Judge Capuchetti, in any case, asked that the movements of the members of the Federal Revolution also be investigated, with the opening of a parallel investigation to investigate other possible links between the group and the attempt to kill Cristina.

One of the clues that the Justice follows to establish these connections is a set of lives and audios in which the group talks about how to infiltrate a column of La Cámpora – an organization of young Kirchneristas – with the intention “to set something up”, such as collecting intelligence data or do some aggression.

Another loose thread is the fact that Uliarte had said in messages to a friend, after the failed attack on Cristina, that, if necessary, he had “contacts and friends”. In her testimony to the Justice, she would have alluded to contact with members of the Federal Revolution.

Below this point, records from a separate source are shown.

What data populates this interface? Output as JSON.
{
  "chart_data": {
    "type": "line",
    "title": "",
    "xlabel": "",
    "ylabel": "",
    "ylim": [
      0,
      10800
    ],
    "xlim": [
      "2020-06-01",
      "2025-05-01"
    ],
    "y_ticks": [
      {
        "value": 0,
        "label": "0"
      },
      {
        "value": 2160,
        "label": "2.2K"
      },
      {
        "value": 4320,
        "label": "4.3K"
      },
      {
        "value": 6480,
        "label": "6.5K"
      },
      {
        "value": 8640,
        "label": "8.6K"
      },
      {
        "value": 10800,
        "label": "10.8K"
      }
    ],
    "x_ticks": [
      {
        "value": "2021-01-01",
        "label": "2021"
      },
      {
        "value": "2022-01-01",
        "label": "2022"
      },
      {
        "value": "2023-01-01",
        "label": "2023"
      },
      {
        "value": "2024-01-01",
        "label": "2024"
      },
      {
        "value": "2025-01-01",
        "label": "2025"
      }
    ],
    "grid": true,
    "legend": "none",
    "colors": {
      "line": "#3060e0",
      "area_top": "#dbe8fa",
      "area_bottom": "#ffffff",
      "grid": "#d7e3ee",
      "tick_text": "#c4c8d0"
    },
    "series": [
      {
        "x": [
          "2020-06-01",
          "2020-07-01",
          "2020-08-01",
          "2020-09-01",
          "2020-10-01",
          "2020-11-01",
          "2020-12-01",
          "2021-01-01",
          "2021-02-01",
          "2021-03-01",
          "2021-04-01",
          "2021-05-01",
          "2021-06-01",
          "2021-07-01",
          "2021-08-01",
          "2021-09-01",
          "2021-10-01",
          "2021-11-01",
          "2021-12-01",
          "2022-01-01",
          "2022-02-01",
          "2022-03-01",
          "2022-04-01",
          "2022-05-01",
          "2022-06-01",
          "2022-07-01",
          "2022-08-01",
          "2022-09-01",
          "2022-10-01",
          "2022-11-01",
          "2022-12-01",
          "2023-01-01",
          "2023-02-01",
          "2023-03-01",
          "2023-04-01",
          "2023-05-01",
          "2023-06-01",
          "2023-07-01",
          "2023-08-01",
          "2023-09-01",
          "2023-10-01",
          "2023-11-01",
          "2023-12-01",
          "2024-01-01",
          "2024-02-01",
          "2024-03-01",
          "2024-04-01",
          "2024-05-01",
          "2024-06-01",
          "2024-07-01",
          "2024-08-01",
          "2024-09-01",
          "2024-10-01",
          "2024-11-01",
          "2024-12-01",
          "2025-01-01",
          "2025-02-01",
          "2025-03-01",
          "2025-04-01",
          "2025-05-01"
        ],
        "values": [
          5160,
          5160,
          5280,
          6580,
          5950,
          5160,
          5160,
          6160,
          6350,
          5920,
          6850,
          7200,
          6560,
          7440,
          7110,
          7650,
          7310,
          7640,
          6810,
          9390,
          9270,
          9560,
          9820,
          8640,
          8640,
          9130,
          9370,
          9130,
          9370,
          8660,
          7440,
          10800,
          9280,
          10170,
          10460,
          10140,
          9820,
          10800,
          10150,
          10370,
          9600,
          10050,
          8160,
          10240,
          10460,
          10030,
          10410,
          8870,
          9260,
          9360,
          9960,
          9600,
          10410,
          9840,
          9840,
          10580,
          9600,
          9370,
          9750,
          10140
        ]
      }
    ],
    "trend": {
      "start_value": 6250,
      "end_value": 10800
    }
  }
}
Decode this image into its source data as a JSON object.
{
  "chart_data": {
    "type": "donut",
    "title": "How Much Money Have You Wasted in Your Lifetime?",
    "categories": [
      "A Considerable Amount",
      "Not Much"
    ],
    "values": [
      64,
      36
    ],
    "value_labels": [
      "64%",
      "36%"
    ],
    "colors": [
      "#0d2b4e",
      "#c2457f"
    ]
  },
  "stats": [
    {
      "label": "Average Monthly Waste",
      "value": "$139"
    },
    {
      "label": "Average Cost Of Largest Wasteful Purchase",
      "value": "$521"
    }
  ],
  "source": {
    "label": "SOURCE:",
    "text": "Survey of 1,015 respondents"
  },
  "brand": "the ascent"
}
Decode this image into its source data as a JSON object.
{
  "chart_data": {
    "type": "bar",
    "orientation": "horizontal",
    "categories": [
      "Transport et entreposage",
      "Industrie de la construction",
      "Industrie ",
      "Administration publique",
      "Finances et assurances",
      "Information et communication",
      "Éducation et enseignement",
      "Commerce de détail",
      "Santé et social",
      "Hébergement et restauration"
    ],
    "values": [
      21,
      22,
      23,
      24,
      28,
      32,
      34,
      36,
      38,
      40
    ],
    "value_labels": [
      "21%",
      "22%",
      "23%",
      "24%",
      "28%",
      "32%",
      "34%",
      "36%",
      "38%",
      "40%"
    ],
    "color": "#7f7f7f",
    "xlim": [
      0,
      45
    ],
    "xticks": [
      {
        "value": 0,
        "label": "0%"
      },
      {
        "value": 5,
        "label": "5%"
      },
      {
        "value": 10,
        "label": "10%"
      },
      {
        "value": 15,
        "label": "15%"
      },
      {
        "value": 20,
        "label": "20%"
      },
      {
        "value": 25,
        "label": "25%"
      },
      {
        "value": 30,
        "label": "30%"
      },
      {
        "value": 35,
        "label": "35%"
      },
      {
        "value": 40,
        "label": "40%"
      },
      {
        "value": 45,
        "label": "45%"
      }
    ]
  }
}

Morel is reluctant to be called an extremist and, in this sense, says he is not opposed to various leftist agendas. “I’m bisexual, in favor of abortion rights. I have nothing to do with the way people want to live. My scolding is with politicians who steal our future.”

That’s why, he says, he doesn’t see politics as a way to conquer rights. “We want to take to the streets, stimulate the revolt of those who don’t know their rights, who have had their jobs precarious — app drivers, delivery guys, call center workers, people who don’t have a future ahead.”

After the attack on Cristina, the group preferred to get off the streets for a while. From time to time, its members can be seen at the Casa Rosada gate, shouting insults at employees who come and go. Their posters are still attached to the grid. In woodworking, however, meetings always happen. “We will not stop, but neither will we let them link us to acts of violence.”

Corruption allegation has a new hearing this Friday

The vice president’s lawyers conclude this Friday their defense in the case in which she had a request for arrest made by the Public Ministry.

The action, which is yet to be judged, with the possibility of appeal, is led by prosecutor Diego Luciani, who also requested that Cristina be permanently disqualified from running for public office and sentencing another eight accused of corruption.

The lawsuit in which Luciani asked for the prison sentence for Cristina is linked to a charge of criminal association, administrative improbity and fraud. The vice president is accused of running a scheme and, through it, favoring businessman Lázaro Báez – who has won dozens of public works concessions since the rise to power of former president and former governor of Santa Cruz province Néstor Kirchner. , died in 2010.